Era um pacifista radical: jamais entrava em qualquer tipo de conflito. Sequer discutia verbalmente; evitava qualquer provocação, fosse do melhor amigo ou do mais odiado desafeto. Conflitos físicos, então, eram uma impossibilidade matemática – jamais levantou a mão ou feriu uma pessoa desde quando podia se lembrar, mesmo que tivesse sido vítima de tais atos incontáveis vezes.

Passou o tempo, no entanto, e descobriu-se um hipócrita. Jamais entrava em conflito com outras pessoas, mas ainda era minimamente violento com os animais – matava moscas, baratas, mosquitos. Decidiu parar; nunca mais faria mal ao menor dos insetos. Dava passagem a todos os cães e gatos na rua, e jamais recusava-lhes comida quando estavam em volta.

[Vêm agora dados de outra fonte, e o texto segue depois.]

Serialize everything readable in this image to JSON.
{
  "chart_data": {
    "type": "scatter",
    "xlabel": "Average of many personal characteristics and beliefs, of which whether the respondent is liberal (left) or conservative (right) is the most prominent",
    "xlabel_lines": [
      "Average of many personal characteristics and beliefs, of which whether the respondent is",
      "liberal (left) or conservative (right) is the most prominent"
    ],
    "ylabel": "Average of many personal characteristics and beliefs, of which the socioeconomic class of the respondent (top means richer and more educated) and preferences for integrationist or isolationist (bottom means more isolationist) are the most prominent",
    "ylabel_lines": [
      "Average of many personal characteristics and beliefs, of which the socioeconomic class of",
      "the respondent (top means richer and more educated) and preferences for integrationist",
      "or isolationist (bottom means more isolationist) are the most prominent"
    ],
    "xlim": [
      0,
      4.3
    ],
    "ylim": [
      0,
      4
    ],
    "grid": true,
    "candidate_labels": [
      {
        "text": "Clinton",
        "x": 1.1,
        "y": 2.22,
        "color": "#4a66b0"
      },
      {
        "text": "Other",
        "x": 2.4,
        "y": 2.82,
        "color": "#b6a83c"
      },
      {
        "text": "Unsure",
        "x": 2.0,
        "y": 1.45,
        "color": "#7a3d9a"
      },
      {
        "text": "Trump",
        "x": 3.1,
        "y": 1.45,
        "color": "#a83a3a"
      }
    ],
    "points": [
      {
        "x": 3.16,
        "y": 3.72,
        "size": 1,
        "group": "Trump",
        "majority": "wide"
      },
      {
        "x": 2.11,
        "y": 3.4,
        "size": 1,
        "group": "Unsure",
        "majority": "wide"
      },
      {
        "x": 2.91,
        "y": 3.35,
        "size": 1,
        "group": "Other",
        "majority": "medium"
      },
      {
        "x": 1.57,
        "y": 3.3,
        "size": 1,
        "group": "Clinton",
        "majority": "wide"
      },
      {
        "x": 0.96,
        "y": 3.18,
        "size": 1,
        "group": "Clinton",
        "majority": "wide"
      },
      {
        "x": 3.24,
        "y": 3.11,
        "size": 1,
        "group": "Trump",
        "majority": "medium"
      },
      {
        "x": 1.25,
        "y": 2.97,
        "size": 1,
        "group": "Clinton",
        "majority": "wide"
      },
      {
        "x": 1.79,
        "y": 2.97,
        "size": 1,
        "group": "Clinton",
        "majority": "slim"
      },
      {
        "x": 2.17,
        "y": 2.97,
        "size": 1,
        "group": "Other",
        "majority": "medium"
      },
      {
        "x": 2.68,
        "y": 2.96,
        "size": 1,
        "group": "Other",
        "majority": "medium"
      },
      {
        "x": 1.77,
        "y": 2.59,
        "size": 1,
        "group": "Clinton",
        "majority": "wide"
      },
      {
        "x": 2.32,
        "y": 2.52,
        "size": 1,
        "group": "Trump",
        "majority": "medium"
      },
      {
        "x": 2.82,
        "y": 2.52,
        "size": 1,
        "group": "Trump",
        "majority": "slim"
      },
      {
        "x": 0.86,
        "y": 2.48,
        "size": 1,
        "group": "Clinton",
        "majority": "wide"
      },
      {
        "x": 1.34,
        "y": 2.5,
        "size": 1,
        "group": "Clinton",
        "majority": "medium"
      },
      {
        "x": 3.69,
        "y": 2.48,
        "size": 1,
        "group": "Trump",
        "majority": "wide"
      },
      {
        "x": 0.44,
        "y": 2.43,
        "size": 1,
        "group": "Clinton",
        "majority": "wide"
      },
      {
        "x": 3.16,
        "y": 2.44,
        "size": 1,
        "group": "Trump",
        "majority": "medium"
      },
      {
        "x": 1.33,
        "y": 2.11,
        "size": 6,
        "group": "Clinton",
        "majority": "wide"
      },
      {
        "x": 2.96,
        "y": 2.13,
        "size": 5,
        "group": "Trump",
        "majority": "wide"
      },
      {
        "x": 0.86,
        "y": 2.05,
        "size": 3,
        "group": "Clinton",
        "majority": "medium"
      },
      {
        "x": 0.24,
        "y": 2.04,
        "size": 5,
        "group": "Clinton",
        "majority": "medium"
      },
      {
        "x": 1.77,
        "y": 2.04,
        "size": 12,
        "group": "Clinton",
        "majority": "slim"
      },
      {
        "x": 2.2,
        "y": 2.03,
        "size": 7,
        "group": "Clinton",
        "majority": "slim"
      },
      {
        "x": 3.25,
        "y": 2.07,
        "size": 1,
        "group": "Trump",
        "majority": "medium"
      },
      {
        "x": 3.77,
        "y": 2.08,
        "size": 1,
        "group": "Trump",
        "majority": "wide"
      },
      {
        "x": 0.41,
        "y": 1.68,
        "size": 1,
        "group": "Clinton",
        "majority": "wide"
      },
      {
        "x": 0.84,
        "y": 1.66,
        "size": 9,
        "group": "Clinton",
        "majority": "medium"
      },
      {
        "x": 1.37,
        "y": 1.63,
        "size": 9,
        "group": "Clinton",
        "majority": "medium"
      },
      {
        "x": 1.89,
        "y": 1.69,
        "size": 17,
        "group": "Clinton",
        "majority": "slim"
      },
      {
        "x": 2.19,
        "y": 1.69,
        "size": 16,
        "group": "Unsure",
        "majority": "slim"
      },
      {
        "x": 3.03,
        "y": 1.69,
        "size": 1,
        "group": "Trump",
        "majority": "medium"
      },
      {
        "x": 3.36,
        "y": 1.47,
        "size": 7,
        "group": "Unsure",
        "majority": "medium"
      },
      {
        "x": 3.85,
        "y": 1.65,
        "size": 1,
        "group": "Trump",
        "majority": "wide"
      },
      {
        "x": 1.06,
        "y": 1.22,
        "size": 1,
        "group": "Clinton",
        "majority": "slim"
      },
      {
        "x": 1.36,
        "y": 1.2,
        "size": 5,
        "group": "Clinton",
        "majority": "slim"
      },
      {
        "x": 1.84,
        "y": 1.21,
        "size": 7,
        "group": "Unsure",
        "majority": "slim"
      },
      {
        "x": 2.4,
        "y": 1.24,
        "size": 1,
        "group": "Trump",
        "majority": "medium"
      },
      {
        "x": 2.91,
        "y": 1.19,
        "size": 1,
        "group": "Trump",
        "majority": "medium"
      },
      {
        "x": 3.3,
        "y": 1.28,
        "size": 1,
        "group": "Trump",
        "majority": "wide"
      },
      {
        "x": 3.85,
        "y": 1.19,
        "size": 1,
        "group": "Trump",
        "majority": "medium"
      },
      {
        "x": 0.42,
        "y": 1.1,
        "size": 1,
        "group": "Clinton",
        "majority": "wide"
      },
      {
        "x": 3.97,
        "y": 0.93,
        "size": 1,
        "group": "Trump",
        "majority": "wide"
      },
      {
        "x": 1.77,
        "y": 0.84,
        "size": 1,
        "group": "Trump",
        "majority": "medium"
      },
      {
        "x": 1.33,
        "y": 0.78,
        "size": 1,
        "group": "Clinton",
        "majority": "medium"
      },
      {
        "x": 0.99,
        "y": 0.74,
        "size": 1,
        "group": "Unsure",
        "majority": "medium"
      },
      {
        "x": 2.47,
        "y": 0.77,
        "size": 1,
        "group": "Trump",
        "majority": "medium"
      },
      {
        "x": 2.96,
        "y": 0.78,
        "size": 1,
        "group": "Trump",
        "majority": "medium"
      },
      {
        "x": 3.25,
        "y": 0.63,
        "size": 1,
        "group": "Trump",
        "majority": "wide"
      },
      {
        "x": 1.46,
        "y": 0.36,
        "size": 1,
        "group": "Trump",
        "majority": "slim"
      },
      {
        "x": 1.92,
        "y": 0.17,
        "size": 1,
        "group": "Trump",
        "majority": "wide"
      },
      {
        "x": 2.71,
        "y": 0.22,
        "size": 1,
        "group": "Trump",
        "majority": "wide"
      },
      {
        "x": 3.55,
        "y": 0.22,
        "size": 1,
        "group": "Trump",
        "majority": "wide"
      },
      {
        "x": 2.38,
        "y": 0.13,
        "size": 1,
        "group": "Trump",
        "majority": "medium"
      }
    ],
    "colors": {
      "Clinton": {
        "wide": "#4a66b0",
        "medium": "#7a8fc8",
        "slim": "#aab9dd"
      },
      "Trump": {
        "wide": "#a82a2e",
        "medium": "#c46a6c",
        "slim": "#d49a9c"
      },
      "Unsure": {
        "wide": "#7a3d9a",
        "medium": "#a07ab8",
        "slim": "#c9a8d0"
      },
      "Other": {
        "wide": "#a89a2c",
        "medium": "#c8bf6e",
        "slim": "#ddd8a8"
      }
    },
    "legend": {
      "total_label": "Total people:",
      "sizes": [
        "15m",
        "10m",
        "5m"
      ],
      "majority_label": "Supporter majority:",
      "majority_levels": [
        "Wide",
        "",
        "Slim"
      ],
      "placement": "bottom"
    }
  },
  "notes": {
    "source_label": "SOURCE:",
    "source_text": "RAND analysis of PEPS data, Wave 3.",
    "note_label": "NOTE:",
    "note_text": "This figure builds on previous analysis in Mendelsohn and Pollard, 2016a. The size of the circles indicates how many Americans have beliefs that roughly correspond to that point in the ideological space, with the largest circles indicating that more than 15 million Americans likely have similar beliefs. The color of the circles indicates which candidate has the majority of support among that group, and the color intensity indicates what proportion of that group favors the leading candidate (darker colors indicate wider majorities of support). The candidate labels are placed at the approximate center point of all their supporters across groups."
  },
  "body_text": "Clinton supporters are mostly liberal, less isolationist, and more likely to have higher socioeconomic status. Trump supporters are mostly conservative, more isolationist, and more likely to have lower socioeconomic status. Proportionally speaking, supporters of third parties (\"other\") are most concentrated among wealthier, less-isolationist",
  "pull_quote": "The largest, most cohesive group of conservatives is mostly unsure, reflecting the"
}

Tornou-se vegetariano, se recusando a ser cúmplice de qualquer violência dirigida a um ser vivo.

Mas então percebeu – como poderia se recusar a comer carne, e ainda assim comer vegetais? Plantas também são seres vivos; não poderia comê-las e seguir promovendo tamanha violência. Decidiu alimentar-se apenas de líquidos, logo reduzidos a apenas água.

Mas que direito tinha de ingerir aqueles pobres átomos de hidrogênio e oxigênio? Também eles mereciam o seu respeito, e deveria ter pensado nisso antes de tomar todos aqueles litros no passado. Recriminou-se duramente, e decidiu abdicar também dos líquidos.

E se até mesmo a água merecia respeito, porque não o mereceriam as pedras, os móveis, os objetos em geral? São também tão dignos dele como todo o resto. Já não podia mais levantar um lápis sem ter certeza do seu consentimento, ou mesmo se apoiar em degraus de escadas, poltronas, paredes. Decidiu permanecer para sempre imóvel, sem mover um único músculo – afinal, o próprio ar é composto por milhões de pequenos átomos e moléculas, e basta um mínimo movimento para empurrá-los violentamente em todas as direções.

E, se era assim, até mesmo inspirar e expirar eram atos vis e cruéis, prendendo os átomos de oxigênio e outros elementos dentro do seu corpo por vastos períodos antes de expeli-los para fora em um sopro violento. Tomou então a decisão final: parou de respirar.